Se avesse visto lui, Sinbad o chiunque altro probabilmente li avrebbe ammazzati, incurante della guerra che ne sarebbe susseguita, ma Koumei…
Sentì una mano stringergli il polso in una morsa e la ghiaia scricchiolare in maniera sinistra, e girandosi trovò gli occhi castani di un ragazzo, una giovane guardia, che li guardava minaccioso.
-Dove credete di andare?-
Fece per rispondere “a palazzo”, ma Koumei lo scavalcò -Dobbiamo conferire con il principe Kouen.-
-Il reggente Kouen, vorrete dire.-
Annuì, cercando di apparire convincente, ma il ragazzo gli strinse il polso, per nulla persuaso dalle parole di Koumei, e dovette alzare il braccio libero per intimare a Sinbad e il resto del gruppo la calma prima che quel ragazzino facesse una brutta fine.
-Avete un invito scritto?-
-No.- rispose Koumei, accogliendo tranquillo l’occhiata sbalordita di Judal, salutando con un cenno del capo un altro paio di guardie di cui non aveva memoria. Per cosa diavolo avevano preparato allora quel dannato falso allora, se Koumei non intendeva usarlo?
-Sei nuovo di qui?-
-Sì, e con ciò?-
-Nessun problema, ma se potessi farci la gentilezza di condurci dal capo delle guardie ti potrà confermare che siamo ospiti abituali, veniamo qui un paio di volte l’anno, e non hai nulla da temere.- disse perlustrando il corridoio con lo sguardo, facendosi aria con una mano.

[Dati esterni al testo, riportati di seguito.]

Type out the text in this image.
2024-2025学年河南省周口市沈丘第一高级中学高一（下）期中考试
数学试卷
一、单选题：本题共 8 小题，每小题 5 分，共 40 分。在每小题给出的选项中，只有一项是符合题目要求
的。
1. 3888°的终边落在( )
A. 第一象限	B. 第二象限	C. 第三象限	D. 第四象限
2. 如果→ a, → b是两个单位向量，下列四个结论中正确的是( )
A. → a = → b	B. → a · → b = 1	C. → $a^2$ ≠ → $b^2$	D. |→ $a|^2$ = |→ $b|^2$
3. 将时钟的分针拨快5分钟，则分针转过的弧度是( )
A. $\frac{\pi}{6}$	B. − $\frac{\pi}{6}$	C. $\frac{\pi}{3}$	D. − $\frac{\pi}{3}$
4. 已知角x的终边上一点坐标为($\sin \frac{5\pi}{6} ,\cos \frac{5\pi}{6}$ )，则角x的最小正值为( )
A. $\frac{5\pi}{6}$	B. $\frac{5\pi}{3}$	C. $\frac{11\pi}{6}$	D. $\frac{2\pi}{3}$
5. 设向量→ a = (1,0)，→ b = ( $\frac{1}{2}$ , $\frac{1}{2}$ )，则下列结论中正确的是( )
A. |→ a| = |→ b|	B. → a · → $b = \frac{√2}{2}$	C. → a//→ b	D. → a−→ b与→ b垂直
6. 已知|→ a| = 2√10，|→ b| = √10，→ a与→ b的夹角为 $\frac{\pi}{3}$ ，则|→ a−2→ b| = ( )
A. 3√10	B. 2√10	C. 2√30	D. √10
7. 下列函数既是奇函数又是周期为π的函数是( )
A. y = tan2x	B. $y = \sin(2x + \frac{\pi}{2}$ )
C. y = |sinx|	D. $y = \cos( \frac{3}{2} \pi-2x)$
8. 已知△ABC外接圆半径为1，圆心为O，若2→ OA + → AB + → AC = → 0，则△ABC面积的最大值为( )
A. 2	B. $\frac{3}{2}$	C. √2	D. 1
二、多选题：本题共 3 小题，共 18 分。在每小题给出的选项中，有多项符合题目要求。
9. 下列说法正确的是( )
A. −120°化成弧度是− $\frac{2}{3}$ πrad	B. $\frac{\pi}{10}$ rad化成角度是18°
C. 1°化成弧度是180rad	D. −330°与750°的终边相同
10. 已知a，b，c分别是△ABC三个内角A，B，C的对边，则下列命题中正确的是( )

-Non potete entrare senza autorizzazione.-
-Perché non ci scorti tu allora?- propose con calma, prendendo il proprio ventaglio dalla cintola: Mei era bravo a recitare, ma avrebbe molto gradito se avesse smesso di fingersi accaldato per trovare invece una soluzione pratica, il polso gli iniziava a fare piuttosto male, per avere forse 15 o 16 anni quel ragazzo aveva una gran forza.
-Potrei ma- la frase restò a metà, mentre il ragazzo spariva, trasportato chissà dove da un varco dimensionale.
-Sei fuori di testa?- scattò Ja’far, prendendo i bavari del vestito di Koumei -Piombi qui dopo mesi e ti metti subito a fare sparire le guardie del palazzo? Penseranno che vogliamo dichiarare guerra!-
Il principe lo ignorò, spostando lo sguardo su Judal, parlando carico d’urgenza -Chiama Chuu’un. Sono certo che è qui a palazzo, e se ha imparato qualcosa da me in questi anni saprà per certo le attività di tutti i principi e come farci incontrare Kouen quando è solo.-
Sbattè le palpebre, improvvisamente consapevole: se avessero dovuto cercare personalmente Kouen, o cercare di convincere le cameriere che erano attesi sarebbe stato difficile farsi credere, ma Chuu’un era l’unico seguace di Koumei, il suo migliore amico probabilmente, e se era a palazzo (e di certo lo era) avrebbe di sicuro saputo tutto di tutti, non solo i principi e le principesse, ma anche ogni guardia, camereiere e sguattero. Li avrebbe potuti nascondere così da renderli introvabili o al contrario scortarli, e fintanto che avrebbero incontrato solo nuove leve nessuno li avrebbe riconosciuti. Almeno per infiltrarsi tornava utile il fatto che nei tre giorni di rivolta contro la Al Sarmen erano morti quasi tutti i lavoratori di palazzo non dotati di djin o strumento del seguace.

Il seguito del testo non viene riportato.